I congratulated the woman, forcing a keen smile onto my face.
‘It is your turn next,’ she blurted the customary line and directed the next statement at my mother. ‘You should start looking, you know. It’s so hard to find decent boys these days.’
‘Ji, that’s true,’ my mother’s tone was sympathetic, but her eyes were nervously flitting from right to left.
For a brief second, I truly felt for my poor mother. Caught as she was between the values of two different generations, it was difficult for her to assert her own beliefs. Her parents had taught her that girls had to get married at the right age and run their husbands’ houses. Her daughter had exposed her to the idea of a woman putting herself first, in and outside of a marriage. Her own life was a confusing mess of the two opposing schools of thought.
My dad and she had met in college and had been friends long enough to decide that they should get married. Their relationship was built on that friendship, but it was still not an equal partnership.
‘Sarita, can you get a drink for bhaisaab and me?’ my dad called out.
Mom hurried away into the kitchen, happy to run any and all errands that would save her from uncomfortable conversations.

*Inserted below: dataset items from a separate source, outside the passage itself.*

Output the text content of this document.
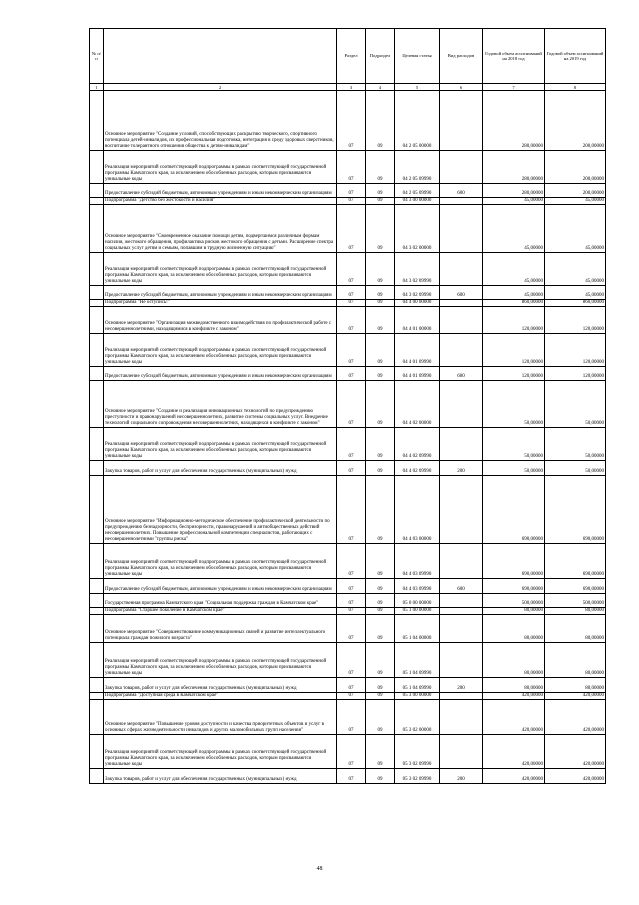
№ п/п		Раздел	Подраздел	Целевая статья	Вид расходов	Годовой объем ассигнований на 2018 год	Годовой объем ассигнований на 2019 год
1	2	3	4	5	6	7	8
	Основное мероприятие "Создание условий, способствующих раскрытию творческого, спортивного потенциала детей-инвалидов, их профессиональная подготовка, интеграция в среду здоровых сверстников, воспитание толерантного отношения общества к детям-инвалидам"	07	09	04 2 05 00000		280,00000	200,00000
	Реализация мероприятий соответствующей подпрограммы в рамках соответствующей государственной программы Камчатского края, за исключением обособленных расходов, которым присваиваются уникальные коды	07	09	04 2 05 09990		280,00000	200,00000
	Предоставление субсидий бюджетным, автономным учреждениям и иным некоммерческим организациям	07	09	04 2 05 09990	600	280,00000	200,00000
	Подпрограмма "Детство без жестокости и насилия"	07	09	04 3 00 00000		45,00000	45,00000
	Основное мероприятие "Своевременное оказание помощи детям, подвергшимся различным формам насилия, жестокого обращения, профилактика рисков жестокого обращения с детьми. Расширение спектра социальных услуг детям и семьям, попавшим в трудную жизненную ситуацию"	07	09	04 3 02 00000		45,00000	45,00000
	Реализация мероприятий соответствующей подпрограммы в рамках соответствующей государственной программы Камчатского края, за исключением обособленных расходов, которым присваиваются уникальные коды	07	09	04 3 02 09990		45,00000	45,00000
	Предоставление субсидий бюджетным, автономным учреждениям и иным некоммерческим организациям	07	09	04 3 02 09990	600	45,00000	45,00000
	Подпрограмма "Не оступись!"	07	09	04 4 00 00000		860,00000	860,00000
	Основное мероприятие "Организация межведомственного взаимодействия по профилактической работе с несовершеннолетними, находящимися в конфликте с законом"	07	09	04 4 01 00000		120,00000	120,00000
	Реализация мероприятий соответствующей подпрограммы в рамках соответствующей государственной программы Камчатского края, за исключением обособленных расходов, которым присваиваются уникальные коды	07	09	04 4 01 09990		120,00000	120,00000
	Предоставление субсидий бюджетным, автономным учреждениям и иным некоммерческим организациям	07	09	04 4 01 09990	600	120,00000	120,00000
	Основное мероприятие "Создание и реализация инновационных технологий по предупреждению преступности и правонарушений несовершеннолетних, развитие системы социальных услуг. Внедрение технологий социального сопровождения несовершеннолетних, находящихся в конфликте с законом"	07	09	04 4 02 00000		50,00000	50,00000
	Реализация мероприятий соответствующей подпрограммы в рамках соответствующей государственной программы Камчатского края, за исключением обособленных расходов, которым присваиваются уникальные коды	07	09	04 4 02 09990		50,00000	50,00000
	Закупка товаров, работ и услуг для обеспечения государственных (муниципальных) нужд	07	09	04 4 02 09990	200	50,00000	50,00000
	Основное мероприятие "Информационно-методическое обеспечение профилактической деятельности по предупреждению безнадзорности, беспризорности, правонарушений и антиобщественных действий несовершеннолетних. Повышение профессиональной компетенции специалистов, работающих с несовершеннолетними "группы риска"	07	09	04 4 03 00000		690,00000	690,00000
	Реализация мероприятий соответствующей подпрограммы в рамках соответствующей государственной программы Камчатского края, за исключением обособленных расходов, которым присваиваются уникальные коды	07	09	04 4 03 09990		690,00000	690,00000
	Предоставление субсидий бюджетным, автономным учреждениям и иным некоммерческим организациям	07	09	04 4 03 09990	600	690,00000	690,00000
	Государственная программа Камчатского края "Социальная поддержка граждан в Камчатском крае"	07	09	05 0 00 00000		500,00000	500,00000
	Подпрограмма "Старшее поколение в Камчатском крае"	07	09	05 1 00 00000		80,00000	80,00000
	Основное мероприятие "Совершенствование коммуникационных связей и развитие интеллектуального потенциала граждан пожилого возраста"	07	09	05 1 04 00000		80,00000	80,00000
	Реализация мероприятий соответствующей подпрограммы в рамках соответствующей государственной программы Камчатского края, за исключением обособленных расходов, которым присваиваются уникальные коды	07	09	05 1 04 09990		80,00000	80,00000
	Закупка товаров, работ и услуг для обеспечения государственных (муниципальных) нужд	07	09	05 1 04 09990	200	80,00000	80,00000
	Подпрограмма "Доступная среда в Камчатском крае"	07	09	05 3 00 00000		420,00000	420,00000
	Основное мероприятие "Повышение уровня доступности и качества приоритетных объектов и услуг в основных сферах жизнедеятельности инвалидов и других маломобильных групп населения"	07	09	05 3 02 00000		420,00000	420,00000
	Реализация мероприятий соответствующей подпрограммы в рамках соответствующей государственной программы Камчатского края, за исключением обособленных расходов, которым присваиваются уникальные коды	07	09	05 3 02 09990		420,00000	420,00000
	Закупка товаров, работ и услуг для обеспечения государственных (муниципальных) нужд	07	09	05 3 02 09990	200	420,00000	420,00000
48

Unfortunately for me, that meant Taiji’s undivided attention was now on me.
‘So, a pretty girl like you … you must have a boyfriend,’ she whispered, nudging me in the ribs.
As you may have gathered, this was a bit of a sore point for me. I didn’t care for a random aunty’s judgment about the lack of romance in my life, especially today.
‘No, Aunty,’ I said as I fake-laughed and shook my head.
‘Taiji,’ she corrected, before continuing with her interrogation, ‘you don’t have to hide it from me … I’ll convince your parents. I’m very pro-love marriages.’
I looked at her for a few seconds before answering. I had no doubt she would go back home to her circle of good-for-naught aunties and talk shit about me. So, I decided I might as well give them some real juice.
‘Okay,’ I said, sighing, ‘there is someone, but it won’t work out.’
‘Why, beta?’ she asked, her eyes glinting in anticipation of fresh gossip.
‘His family doesn’t approve of us,’ I said, glancing down at my feet.
She squeezed my arm tightly, taking a step closer to me. ‘They’ll come around. You just need to talk to them sincerely.’
‘We tried … but his wife refuses to listen,’ I said.
‘Try harder, beta, this is your life—’ she stopped mid-sentence as it hit her.
I burst out laughing as her face contorted with annoyance and hints of anger.
My mother appeared at my side just then and began dragging me away, saying, ‘Don’t mind her. She’s got a strange sense of humour.’
I had the brief satisfaction of watching Taiji struggling to regain her composure before my mom shoved me inside my room.
‘What did you have to do that for?’ she demanded.
I knew she wasn’t mad at me.
I shrugged and said, ‘It was the quickest, and most fun, way to get away from her.’